Democratic and "green" countries will fail. Communist and fascist "non-green" countries will thrive. And we all know what the outcome of this will be...

I mean this is the REAL cost of iron. The only reason it doesn’t cost more is that we’re all effectively subsidising it by ignoring the environmental cost - which we all pay sooner or later through environmental disaster, illness, etc The good news is that electricity is source agnostic. You can power it with wind, solar, hydro etc. Or nuclear! So the cost should only decrease over time

It doesnt burn fuel at the smelting plant. Thats how it stays clean. The power plant is still producing the co2. Its clean by pushing the cost off to someone else.

@@fajile5109 We have lots of sources of clean electricity. It doesn't have to be coal. In fact, coal is being phased out of the electricity generation mix in much of the developed world.

You missed the part where she explained that the electricity is directly splitting the oxygen from the iron. No hydrogen or any other reducing agents are needed.

@@incognitotorpedo42 Thanks, I watched it again, and it was glossed over quickly and I missed it. It would have been great for Rosie to spend a little time exploring the process and explaining it a little better. I wonder how much additional energy is required for the system over and above the current carbon process.

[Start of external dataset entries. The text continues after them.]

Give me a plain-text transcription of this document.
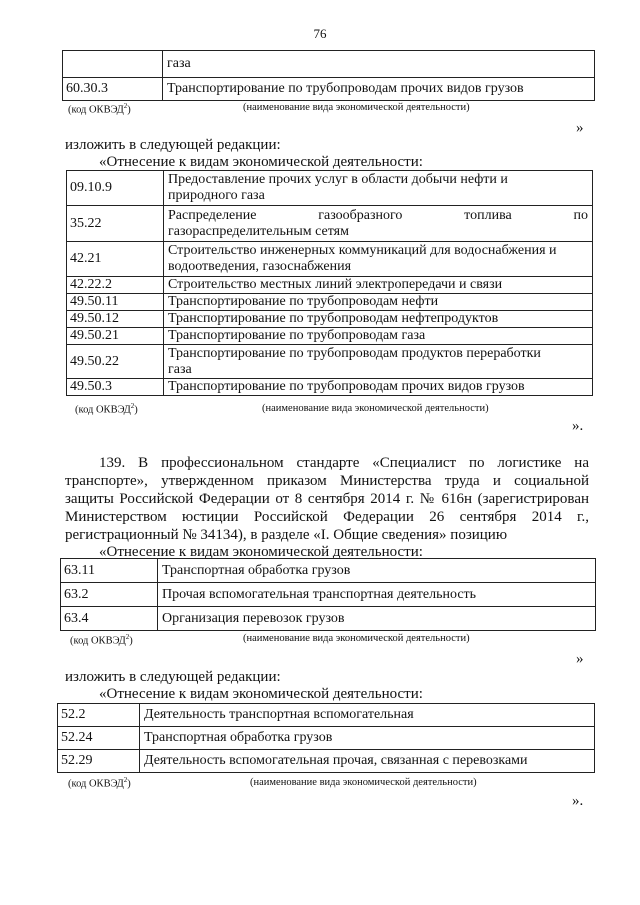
76
	газа
60.30.3	Транспортирование по трубопроводам прочих видов грузов
(код ОКВЭД$^2$)	(наименование вида экономической деятельности)
»
изложить в следующей редакции:
«Отнесение к видам экономической деятельности:
09.10.9	Предоставление прочих услуг в области добычи нефти и
природного газа
35.22	Распределение газообразного топлива по
газораспределительным сетям
42.21	Строительство инженерных коммуникаций для водоснабжения и
водоотведения, газоснабжения
42.22.2	Строительство местных линий электропередачи и связи
49.50.11	Транспортирование по трубопроводам нефти
49.50.12	Транспортирование по трубопроводам нефтепродуктов
49.50.21	Транспортирование по трубопроводам газа
49.50.22	Транспортирование по трубопроводам продуктов переработки
газа
49.50.3	Транспортирование по трубопроводам прочих видов грузов
(код ОКВЭД$^2$)	(наименование вида экономической деятельности)
».
139. В профессиональном стандарте «Специалист по логистике на
транспорте», утвержденном приказом Министерства труда и социальной
защиты Российской Федерации от 8 сентября 2014 г. № 616н (зарегистрирован
Министерством юстиции Российской Федерации 26 сентября 2014 г.,
регистрационный № 34134), в разделе «I. Общие сведения» позицию
«Отнесение к видам экономической деятельности:
63.11	Транспортная обработка грузов
63.2	Прочая вспомогательная транспортная деятельность
63.4	Организация перевозок грузов
(код ОКВЭД$^2$)	(наименование вида экономической деятельности)
»
изложить в следующей редакции:
«Отнесение к видам экономической деятельности:
52.2	Деятельность транспортная вспомогательная
52.24	Транспортная обработка грузов
52.29	Деятельность вспомогательная прочая, связанная с перевозками
(код ОКВЭД$^2$)	(наименование вида экономической деятельности)
».
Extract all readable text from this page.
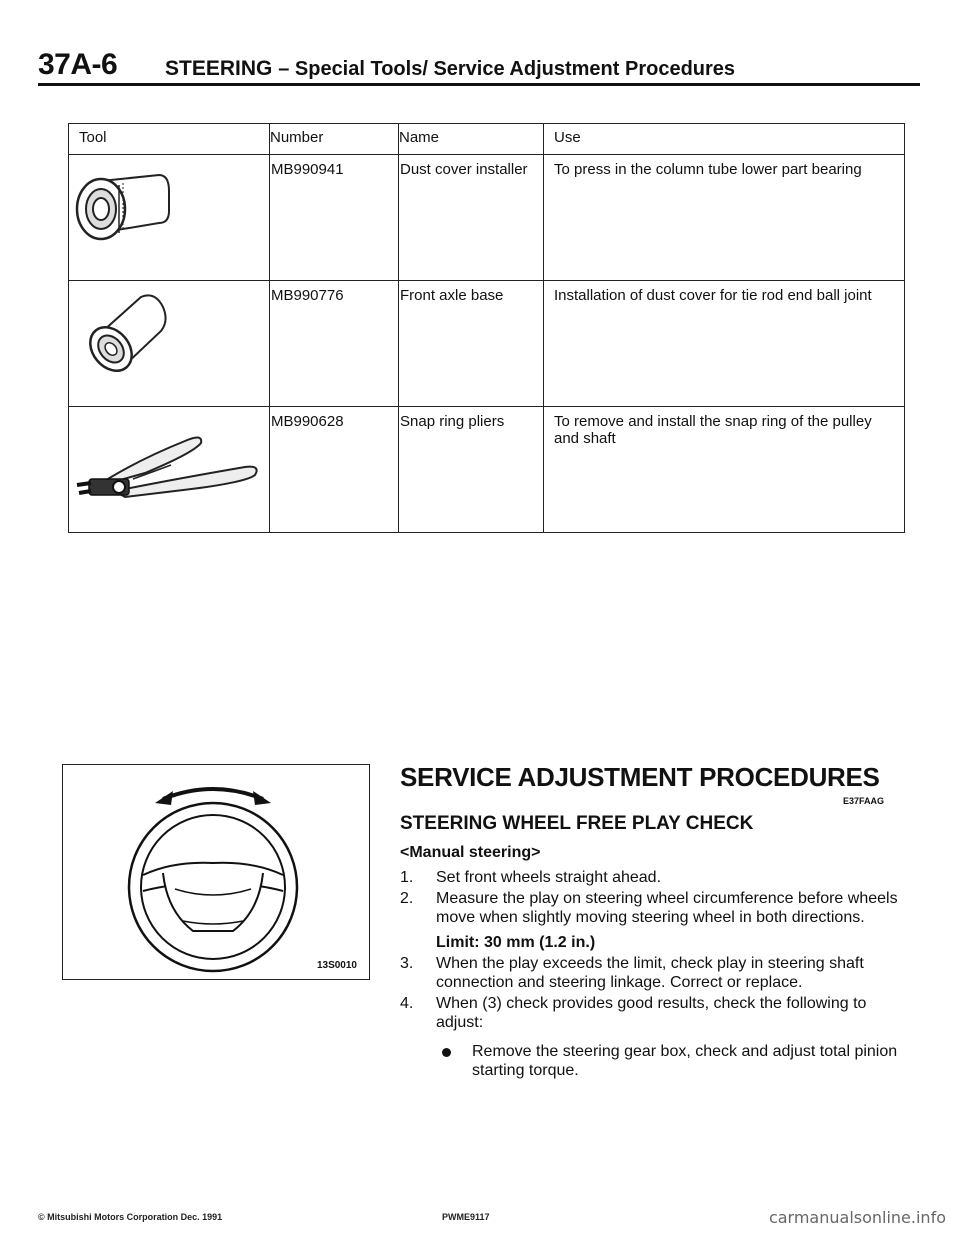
37A-6 STEERING – Special Tools/ Service Adjustment Procedures
Tool	Number	Name	Use

	MB990941	Dust cover installer	To press in the column tube lower part bearing

	MB990776	Front axle base	Installation of dust cover for tie rod end ball joint

	MB990628	Snap ring pliers	To remove and install the snap ring of the pulley and shaft
13S0010
SERVICE ADJUSTMENT PROCEDURES
E37FAAG
STEERING WHEEL FREE PLAY CHECK
<Manual steering>
1. Set front wheels straight ahead.
2. Measure the play on steering wheel circumference before wheels move when slightly moving steering wheel in both directions.
Limit: 30 mm (1.2 in.)
3. When the play exceeds the limit, check play in steering shaft connection and steering linkage. Correct or replace.
4. When (3) check provides good results, check the following to adjust:
Remove the steering gear box, check and adjust total pinion starting torque.
© Mitsubishi Motors Corporation Dec. 1991	PWME9117	carmanualsonline.info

It is 1600 degC. Just above the melting point of iron. It may surprise you but the MOE process generates enough heat to sustain the temperature.

This is 'he'. The process is 100% carbon free because it uses electricity as the reduction agent. Scope 2 emissions can be carbon-free too if the method of power generation is also CO2 free. This is where we are going in the future. The slag is considered standard and used in cement plants like BF slag is today. I hope you are getting a little more excited now.

Yes, in steelmaking it is called ladle metallurgy. A standard process to add alloys to liquid iron to make steel.

No kidding.

@@incognitotorpedo42 Agreed - it's just that so many people don't consider the whole system...

We did talk primarily about iron as that's the main part, with the most emissions normally. You can add carbon etc to the molten metal to get steel in the single process.